Thursday, May 30, 2024

Not a shock that Catholic churches are reversing the clock

Nor are most of the results.

The AP story on this trend nails the reason why in the second paragraph: Catholic churches are "aging out" on more regular attendees in many places. Often, people who are somewhat more culturally or socially conservative in general want more of that as they get older.

I suspect a related factor is the dead weight of decades of the papacies of John Paul II and Benedict XVI still having influence on American Catholic seminaries.

“There really aren’t very many liberals in the seminaries anymore,” said a young, recently ordained Midwestern priest. He spoke on condition of anonymity because of the turmoil that engulfed his parish after he began pressing for more orthodox services. “They wouldn’t feel comfortable.”

As for what those seminaries are turning out? A lot of hot young buck priests appear to be even more "egg breakers" than their 1960s predecessors. 

The overall influence of JPII, as in at the 1993 Catholic World Youth Day in Denver, is mentioned.

As for Francis the Talking Pope, here's what he thinks:

The U.S. church has “a very strong reactionary attitude,” he told a group of Jesuits last year. “Being backward-looking is useless.”

How much he can do about it? Different story.

So is the fact that many more progressive Catholics, as they see their particular congregations taken over, are running further away.

And, why wouldn't you, when you're getting, in some places, not just the return of the Tridentine mass, but this:

It ranges from Catholics who want more incense, to Latin Mass adherents who have brought back ancient prayers that mention “the perfidious Jew.” There are right-wing survivalists, celebrity exorcists, environmentalists and a handful of quasi-socialists.

"Environmentalists" and "a handful of quasi-socialists" aren't really new, so don't know what they're doing there.

A side benefit of this could be more people pushing back against six Supreme Court justices' Catholicism potentially intruding into their rulings.

A focus of the piece, re younger Catholics, is Benedictine College in Atchison, Kansas. (Note: A few HS grads from my little newspaper burg have gone there.). And holy shit, it sounds like a half-Baylor school:

(A)t Benedictine, Catholic teaching on contraception can slip into lessons on Plato, and no one is surprised if you volunteer for 3 a.m. prayers. Pornography, pre-marital sex and sunbathing in swimsuits are forbidden.

No sunbathing in swimsuits. And, what does Plato have to do with contraception? The Good, the True and the Beautiful being sex for procreation only?

Or, re half-Baylor, per the picture? Something I have commented about before?

That looks like a Catholic version of "quiverful" theology in the developing.

Speaking of? These conservative Catholics in the pulpit, like the Rev. Scott Emerson, are getting political just like the six in black:

Protection is needed, he said in a 2023 service, from “the spiritual corruption of worldly vices.” He has warned against critics – “the atheists, journalists, politicians, the fallen-away Catholics” – he said were undermining the church.
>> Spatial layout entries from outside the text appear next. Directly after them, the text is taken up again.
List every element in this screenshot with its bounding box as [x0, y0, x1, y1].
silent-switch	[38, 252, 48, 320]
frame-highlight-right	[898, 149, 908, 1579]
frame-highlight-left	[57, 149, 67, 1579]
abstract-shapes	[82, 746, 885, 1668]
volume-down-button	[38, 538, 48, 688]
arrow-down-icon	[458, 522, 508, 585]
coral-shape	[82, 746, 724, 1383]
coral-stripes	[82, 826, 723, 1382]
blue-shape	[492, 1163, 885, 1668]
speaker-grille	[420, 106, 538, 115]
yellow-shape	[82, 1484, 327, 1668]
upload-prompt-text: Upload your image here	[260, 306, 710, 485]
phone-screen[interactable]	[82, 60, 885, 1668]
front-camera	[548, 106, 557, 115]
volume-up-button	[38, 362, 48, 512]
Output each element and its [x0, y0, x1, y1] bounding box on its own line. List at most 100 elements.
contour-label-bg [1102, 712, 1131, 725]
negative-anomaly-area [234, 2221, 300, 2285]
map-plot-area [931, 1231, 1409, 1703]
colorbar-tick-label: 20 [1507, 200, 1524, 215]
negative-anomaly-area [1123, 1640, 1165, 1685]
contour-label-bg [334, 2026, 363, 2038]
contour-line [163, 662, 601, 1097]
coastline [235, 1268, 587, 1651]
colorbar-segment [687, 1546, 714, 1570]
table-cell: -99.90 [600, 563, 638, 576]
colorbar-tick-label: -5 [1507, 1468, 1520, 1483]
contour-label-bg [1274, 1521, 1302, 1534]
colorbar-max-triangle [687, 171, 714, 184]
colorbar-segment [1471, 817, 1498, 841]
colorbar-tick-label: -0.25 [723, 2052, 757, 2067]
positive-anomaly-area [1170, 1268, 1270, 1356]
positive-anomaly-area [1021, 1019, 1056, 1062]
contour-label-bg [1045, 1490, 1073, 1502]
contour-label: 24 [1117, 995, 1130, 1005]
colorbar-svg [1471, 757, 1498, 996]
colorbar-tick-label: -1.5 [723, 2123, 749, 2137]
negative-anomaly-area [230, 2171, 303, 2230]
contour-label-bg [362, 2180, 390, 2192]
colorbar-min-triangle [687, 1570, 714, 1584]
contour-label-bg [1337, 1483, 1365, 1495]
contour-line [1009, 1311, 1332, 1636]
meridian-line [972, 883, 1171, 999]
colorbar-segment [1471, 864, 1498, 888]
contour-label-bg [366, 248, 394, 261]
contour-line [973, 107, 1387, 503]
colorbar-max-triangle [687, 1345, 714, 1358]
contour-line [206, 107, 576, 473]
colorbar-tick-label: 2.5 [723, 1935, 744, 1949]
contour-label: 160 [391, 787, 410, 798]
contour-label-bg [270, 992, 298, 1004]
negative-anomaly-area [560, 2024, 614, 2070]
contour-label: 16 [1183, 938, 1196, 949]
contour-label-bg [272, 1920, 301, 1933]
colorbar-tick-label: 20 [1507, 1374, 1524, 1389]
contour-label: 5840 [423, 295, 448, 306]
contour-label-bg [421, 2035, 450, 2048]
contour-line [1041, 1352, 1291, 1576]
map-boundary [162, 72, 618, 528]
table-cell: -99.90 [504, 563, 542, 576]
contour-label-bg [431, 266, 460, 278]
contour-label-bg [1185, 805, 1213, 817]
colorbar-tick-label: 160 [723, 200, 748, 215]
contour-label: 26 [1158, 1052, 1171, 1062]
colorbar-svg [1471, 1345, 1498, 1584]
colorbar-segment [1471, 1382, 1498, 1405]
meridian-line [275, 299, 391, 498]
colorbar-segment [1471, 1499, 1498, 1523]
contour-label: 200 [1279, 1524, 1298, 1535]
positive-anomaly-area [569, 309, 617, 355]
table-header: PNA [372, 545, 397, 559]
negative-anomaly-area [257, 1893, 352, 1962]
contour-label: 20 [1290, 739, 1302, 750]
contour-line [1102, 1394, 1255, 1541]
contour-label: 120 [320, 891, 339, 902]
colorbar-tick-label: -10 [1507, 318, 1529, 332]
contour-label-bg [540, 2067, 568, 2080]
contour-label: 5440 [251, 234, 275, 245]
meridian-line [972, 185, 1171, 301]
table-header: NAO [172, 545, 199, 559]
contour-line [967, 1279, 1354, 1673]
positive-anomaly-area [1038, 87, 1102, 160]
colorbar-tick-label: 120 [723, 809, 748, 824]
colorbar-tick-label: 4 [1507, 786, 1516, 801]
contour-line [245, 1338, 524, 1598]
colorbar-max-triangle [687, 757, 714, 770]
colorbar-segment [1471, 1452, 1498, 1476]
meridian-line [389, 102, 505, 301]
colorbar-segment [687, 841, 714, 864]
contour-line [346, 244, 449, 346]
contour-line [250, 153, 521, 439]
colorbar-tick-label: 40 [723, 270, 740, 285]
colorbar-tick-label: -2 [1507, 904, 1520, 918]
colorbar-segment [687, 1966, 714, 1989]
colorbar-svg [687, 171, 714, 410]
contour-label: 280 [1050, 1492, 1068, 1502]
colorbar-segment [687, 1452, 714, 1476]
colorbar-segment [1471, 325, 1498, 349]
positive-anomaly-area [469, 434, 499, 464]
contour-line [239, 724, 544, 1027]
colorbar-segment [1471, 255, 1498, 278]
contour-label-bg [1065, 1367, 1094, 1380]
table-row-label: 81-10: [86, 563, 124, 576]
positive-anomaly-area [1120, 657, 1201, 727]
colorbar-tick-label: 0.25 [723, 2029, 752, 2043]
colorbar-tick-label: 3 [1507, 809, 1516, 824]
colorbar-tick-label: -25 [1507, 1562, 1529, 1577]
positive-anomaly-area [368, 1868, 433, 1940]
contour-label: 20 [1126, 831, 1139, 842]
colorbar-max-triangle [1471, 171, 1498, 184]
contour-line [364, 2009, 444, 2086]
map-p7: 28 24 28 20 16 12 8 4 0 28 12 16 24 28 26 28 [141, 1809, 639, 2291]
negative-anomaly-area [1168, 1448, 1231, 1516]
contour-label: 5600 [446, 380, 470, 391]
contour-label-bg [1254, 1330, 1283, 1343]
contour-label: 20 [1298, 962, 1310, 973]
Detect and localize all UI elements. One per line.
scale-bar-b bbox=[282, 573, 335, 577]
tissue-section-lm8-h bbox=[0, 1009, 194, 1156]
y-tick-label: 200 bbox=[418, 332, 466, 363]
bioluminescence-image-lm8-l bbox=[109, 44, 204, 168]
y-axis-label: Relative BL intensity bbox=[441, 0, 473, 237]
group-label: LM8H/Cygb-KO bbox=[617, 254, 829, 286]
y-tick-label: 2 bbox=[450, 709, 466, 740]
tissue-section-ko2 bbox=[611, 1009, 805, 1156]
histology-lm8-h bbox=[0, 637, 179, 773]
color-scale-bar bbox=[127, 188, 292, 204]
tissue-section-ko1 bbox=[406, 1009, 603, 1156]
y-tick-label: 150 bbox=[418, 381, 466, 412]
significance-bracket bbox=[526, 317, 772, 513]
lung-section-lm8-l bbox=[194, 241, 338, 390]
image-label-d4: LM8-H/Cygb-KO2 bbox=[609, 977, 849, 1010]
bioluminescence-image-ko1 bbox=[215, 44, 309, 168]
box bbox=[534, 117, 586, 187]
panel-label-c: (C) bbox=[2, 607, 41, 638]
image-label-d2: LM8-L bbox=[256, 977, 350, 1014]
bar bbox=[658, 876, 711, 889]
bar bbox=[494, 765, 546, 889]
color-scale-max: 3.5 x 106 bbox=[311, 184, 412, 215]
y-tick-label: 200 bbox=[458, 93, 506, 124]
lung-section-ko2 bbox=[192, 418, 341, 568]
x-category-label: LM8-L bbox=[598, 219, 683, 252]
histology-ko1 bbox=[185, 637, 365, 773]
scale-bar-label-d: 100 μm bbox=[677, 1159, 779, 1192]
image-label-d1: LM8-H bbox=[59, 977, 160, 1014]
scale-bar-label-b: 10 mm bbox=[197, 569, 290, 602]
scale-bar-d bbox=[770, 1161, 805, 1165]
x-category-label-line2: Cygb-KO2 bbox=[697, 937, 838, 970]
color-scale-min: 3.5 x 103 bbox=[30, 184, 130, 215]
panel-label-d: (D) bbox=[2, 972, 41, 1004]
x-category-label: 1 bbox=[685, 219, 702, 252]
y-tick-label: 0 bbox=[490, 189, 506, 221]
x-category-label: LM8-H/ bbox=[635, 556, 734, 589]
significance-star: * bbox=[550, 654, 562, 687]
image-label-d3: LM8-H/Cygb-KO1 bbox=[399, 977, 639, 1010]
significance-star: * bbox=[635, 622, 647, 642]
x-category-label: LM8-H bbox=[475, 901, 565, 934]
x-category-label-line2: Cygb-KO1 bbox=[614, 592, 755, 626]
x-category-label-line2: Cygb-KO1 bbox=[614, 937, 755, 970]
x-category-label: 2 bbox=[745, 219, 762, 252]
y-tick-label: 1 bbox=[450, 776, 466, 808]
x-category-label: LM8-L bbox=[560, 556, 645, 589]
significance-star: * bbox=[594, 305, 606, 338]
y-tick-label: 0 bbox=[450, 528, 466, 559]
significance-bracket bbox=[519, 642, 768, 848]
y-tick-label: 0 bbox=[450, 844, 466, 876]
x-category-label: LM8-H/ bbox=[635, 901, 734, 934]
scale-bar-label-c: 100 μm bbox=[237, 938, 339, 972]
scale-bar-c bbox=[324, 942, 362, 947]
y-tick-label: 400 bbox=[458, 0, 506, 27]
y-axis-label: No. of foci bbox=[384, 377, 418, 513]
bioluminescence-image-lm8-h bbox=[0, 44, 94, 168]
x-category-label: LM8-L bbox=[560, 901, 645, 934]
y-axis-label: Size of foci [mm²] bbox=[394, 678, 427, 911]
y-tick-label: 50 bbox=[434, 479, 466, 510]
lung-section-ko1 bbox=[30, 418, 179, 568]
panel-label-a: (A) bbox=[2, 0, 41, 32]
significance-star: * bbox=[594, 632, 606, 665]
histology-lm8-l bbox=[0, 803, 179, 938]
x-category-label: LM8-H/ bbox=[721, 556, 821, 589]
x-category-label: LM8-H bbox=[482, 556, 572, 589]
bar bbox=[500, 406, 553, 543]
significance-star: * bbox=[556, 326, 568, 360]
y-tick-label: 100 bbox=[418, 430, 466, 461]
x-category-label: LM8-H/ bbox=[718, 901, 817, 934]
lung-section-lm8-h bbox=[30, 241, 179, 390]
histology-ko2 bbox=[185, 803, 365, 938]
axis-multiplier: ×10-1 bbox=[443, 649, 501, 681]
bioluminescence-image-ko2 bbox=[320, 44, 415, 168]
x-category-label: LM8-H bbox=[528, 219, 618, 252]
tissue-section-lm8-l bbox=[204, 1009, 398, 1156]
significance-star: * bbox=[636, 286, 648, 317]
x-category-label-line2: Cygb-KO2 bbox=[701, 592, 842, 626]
MAGAts in the pulpit! And, that's not joking. The attack in journalists is scary. And, "politicians" surely doesn't mean all of them, you know?

That said, the departing are voting with their wallets. As for Emerson saying "the church has buried every one of its undertakers," really? Been to Western Europe recently?

And, I suspect that priests like Emerson will also be unapologetic about any stones that sitll get turned over in the church's sexual abuse scandals.

From my recent experience at being inside Catholic churches, I can say anecdotally that about 7-10 percent of women under the age of 50 wear some sort of head covering. A few within that, it may be an actual veil. A number of teenaged girls are among this. How much overt or covert prodding is involved with them, I don't know.

1 comment:

Gadfly said...

It's interesting how a lot of this is a pollination from fundagelical Protestantism. That even, partly, includes exorcism.